KADIN Minta Polandia Tingkatkan Bantuan 400 Juta Dolar AS
Jumat, 26 Nov 2004 12:41 WIB
Jakarta - Kamar Dagang dan Industri Indonesia (KADIN) mengupayakan peningkatan bantuan dari pemerintah Polandia. Bantuan tersebut nantinya akan digunakan dalam rangka pengadaan di lingkungan TNI/Polri. Hal ini disampaikan ketua KADIN untuk Indonesia-Polandia Nyoman Dhamantra dalam pertemuan dengan Komisi I DPR di gedung DPR/MPR Jl. Gatot Soebroto Jakarta, Jumat (26/11/2004) siang. Dalam pertemuan Nyoman juga membawa perwakilan dari 15 perusahaan produsen senjata dan alat pertahanan asal Polandia. "Untuk tahun anggaran 2004, KADIN sedang mengupayakan agar pemerintah Polandia bisa meningkatkan bantuan sampai 400 juta dolar AS dalam rangka pengadaan di lingkungan TNI/Polri," jelas Nyoman. Kendati demikian, menurut Nyoman rincian bantuan masih dalam tahap finalisasi. "Antara lain Angkatan Darat (AD) ingin membeli helikopter tempur Sokol satu skuadron, sedangkan Angkatan Laut (AL) ingin membeli mine hunter dan mine sweeper, sedangkan Angkatan Udara (AU) rudal dan heli. Ini sudah disampaikan ke Dephan, diusahakan direalisasikan di 2004-2005," paparnya.Lebih lanjut lagi, Nyoman menjelaskan untuk tahun anggaran 2003, pemerintah Polandia telah memberi bantuan 135 juta dolar AS. 75 juta dolar dialokasikan untuk TNI, 60 juta dolar untuk Kepolisian."75 juta dolar AS diserap TNI AL untuk kepentingan Maritim Patrol Aircraft yang saat ini sedang difinalisasikan kontraknya di Dephan.

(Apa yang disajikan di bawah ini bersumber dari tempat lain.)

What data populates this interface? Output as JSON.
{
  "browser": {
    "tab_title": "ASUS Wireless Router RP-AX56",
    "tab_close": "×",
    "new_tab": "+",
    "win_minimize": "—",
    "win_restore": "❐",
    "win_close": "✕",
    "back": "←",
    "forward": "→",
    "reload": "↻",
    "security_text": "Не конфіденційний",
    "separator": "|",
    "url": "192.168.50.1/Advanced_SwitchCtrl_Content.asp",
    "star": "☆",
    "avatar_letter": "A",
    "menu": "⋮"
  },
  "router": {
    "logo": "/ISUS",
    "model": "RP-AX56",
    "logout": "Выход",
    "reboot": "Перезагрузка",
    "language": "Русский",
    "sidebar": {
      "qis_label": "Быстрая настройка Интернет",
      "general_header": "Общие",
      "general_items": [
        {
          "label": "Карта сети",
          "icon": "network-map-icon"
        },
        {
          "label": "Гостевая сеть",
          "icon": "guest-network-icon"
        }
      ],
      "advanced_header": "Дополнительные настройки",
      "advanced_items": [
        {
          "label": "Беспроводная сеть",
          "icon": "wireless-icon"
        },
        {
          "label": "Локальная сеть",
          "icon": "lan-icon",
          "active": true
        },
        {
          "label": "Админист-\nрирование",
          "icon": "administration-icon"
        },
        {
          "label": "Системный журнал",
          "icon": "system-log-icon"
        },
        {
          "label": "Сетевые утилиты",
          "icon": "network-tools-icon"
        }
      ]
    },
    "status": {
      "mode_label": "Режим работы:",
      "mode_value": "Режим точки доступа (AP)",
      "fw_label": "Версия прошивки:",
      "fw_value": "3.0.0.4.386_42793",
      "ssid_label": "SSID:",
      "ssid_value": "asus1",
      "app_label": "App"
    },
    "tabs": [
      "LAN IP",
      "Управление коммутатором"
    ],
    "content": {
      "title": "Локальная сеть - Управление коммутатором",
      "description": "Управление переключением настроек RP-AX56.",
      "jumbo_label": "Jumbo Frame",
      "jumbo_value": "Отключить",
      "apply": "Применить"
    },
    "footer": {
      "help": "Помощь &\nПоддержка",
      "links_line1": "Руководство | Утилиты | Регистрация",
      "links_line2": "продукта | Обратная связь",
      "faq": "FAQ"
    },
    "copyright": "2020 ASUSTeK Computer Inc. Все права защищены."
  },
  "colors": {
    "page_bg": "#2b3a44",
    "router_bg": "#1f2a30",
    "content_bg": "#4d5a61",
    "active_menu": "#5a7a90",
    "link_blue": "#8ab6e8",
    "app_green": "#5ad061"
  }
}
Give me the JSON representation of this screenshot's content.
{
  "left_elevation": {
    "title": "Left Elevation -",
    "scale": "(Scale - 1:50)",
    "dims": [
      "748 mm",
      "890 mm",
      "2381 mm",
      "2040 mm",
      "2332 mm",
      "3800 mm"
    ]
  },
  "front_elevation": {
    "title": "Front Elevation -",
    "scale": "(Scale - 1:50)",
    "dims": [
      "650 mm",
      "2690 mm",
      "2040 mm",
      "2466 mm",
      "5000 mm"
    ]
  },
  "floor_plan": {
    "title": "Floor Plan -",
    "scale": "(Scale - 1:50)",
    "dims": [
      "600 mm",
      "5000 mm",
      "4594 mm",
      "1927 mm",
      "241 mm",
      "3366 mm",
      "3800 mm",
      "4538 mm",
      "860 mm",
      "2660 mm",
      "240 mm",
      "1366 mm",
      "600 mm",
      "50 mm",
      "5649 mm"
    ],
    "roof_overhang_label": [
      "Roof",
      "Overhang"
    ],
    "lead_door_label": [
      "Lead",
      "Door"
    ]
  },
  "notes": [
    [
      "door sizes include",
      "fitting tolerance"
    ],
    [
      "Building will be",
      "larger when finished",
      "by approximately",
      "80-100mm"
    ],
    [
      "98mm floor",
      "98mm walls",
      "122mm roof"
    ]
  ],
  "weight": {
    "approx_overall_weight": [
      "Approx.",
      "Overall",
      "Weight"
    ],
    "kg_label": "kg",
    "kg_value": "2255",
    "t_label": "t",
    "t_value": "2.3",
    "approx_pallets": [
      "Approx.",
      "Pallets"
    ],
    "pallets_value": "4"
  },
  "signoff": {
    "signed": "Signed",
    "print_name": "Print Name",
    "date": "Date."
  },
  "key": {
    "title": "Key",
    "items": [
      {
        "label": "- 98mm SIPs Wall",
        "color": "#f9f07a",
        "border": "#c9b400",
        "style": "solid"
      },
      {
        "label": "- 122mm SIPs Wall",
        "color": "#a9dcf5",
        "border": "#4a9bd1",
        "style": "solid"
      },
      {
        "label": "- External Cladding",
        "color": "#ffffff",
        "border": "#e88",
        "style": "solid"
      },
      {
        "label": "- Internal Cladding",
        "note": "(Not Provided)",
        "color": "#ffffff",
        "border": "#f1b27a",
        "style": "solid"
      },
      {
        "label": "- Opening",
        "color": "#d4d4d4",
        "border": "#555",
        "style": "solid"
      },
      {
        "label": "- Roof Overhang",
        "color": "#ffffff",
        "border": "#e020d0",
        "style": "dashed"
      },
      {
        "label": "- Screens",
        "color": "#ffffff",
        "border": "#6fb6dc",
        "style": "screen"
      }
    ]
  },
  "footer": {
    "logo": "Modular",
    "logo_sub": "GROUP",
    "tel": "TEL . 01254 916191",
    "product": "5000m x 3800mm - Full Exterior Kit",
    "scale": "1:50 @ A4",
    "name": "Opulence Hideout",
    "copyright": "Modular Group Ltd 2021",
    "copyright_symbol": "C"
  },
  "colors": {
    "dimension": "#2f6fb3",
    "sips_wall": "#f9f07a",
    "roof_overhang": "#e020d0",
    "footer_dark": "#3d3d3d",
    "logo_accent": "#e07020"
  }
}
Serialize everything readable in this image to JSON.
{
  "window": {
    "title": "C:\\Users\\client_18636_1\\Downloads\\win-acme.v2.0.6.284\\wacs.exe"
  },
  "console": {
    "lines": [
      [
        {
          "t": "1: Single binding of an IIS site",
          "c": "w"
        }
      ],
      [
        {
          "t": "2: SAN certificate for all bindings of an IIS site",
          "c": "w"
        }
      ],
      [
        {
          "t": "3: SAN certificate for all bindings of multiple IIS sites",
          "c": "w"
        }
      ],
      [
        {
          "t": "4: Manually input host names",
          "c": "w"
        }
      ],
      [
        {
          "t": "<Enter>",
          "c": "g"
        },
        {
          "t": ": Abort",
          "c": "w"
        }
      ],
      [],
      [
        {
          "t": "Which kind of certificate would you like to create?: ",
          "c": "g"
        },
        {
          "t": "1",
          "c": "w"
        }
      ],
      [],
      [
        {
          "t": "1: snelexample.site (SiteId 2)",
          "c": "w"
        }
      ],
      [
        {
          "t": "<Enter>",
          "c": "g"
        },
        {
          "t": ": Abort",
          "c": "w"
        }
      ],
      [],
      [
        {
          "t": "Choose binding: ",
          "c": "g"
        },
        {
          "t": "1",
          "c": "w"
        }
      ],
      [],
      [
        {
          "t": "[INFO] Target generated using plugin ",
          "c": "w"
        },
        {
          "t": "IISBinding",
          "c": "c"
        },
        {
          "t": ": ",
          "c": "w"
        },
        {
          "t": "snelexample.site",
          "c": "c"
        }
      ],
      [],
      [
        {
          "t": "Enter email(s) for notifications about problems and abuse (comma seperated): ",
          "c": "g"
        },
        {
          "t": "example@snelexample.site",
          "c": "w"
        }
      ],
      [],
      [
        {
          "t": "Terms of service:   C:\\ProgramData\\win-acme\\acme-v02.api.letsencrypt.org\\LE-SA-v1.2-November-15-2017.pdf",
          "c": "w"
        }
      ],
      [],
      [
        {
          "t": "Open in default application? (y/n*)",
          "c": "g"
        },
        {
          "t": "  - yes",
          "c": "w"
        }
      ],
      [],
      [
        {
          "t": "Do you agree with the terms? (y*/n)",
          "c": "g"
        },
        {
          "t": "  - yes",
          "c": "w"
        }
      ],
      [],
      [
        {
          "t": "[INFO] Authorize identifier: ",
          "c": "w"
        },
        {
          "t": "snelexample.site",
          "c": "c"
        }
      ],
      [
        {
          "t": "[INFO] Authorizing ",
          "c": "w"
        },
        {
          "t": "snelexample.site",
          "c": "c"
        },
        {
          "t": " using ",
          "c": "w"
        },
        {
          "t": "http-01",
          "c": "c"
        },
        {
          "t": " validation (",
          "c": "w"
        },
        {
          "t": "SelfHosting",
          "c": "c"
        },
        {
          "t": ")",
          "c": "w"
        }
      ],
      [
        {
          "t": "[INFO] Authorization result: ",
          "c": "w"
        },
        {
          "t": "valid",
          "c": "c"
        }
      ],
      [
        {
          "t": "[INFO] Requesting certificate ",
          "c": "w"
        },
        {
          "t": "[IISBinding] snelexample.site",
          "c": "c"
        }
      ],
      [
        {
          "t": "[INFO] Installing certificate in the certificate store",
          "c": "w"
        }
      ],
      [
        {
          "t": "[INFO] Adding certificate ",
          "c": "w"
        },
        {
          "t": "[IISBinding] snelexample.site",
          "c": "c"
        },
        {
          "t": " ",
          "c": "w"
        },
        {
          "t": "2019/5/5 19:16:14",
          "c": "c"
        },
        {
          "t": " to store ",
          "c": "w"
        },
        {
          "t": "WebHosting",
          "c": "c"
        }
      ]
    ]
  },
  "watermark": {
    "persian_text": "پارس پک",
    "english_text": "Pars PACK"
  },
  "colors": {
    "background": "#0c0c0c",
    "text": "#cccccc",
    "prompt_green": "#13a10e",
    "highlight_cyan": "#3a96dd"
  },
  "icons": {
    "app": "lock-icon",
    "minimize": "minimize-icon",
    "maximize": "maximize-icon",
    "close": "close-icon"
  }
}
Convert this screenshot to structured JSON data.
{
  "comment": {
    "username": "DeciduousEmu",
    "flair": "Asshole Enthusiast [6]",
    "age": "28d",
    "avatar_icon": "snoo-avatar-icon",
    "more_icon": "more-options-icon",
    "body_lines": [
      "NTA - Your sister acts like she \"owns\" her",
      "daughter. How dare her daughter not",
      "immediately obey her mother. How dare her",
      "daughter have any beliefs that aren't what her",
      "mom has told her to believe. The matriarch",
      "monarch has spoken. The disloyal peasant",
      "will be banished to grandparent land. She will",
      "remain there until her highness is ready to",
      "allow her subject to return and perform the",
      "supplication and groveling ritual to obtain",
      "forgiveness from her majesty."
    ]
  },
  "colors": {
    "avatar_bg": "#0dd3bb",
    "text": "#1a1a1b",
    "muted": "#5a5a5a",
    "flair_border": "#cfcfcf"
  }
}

Sedangkan 60 juta dolar dialokasikan untuk Kepolisian, yaitu helikopter dua buah, fix wing empat buah, dan kapal patroli cepat," jelas Nyoman. Ketua Komisi I DPR, Theo L Sambuaga menyatakan DPR nantinya hanya bersifat sebagai pengawas bila kerjasama telah terwujud . "Kami hanya menerima mereka sebagai delegasi, tapi mengenai bantuan kredit ekspor mereka dapat langsung berhubungan dengan pemerintah," demikian Theo.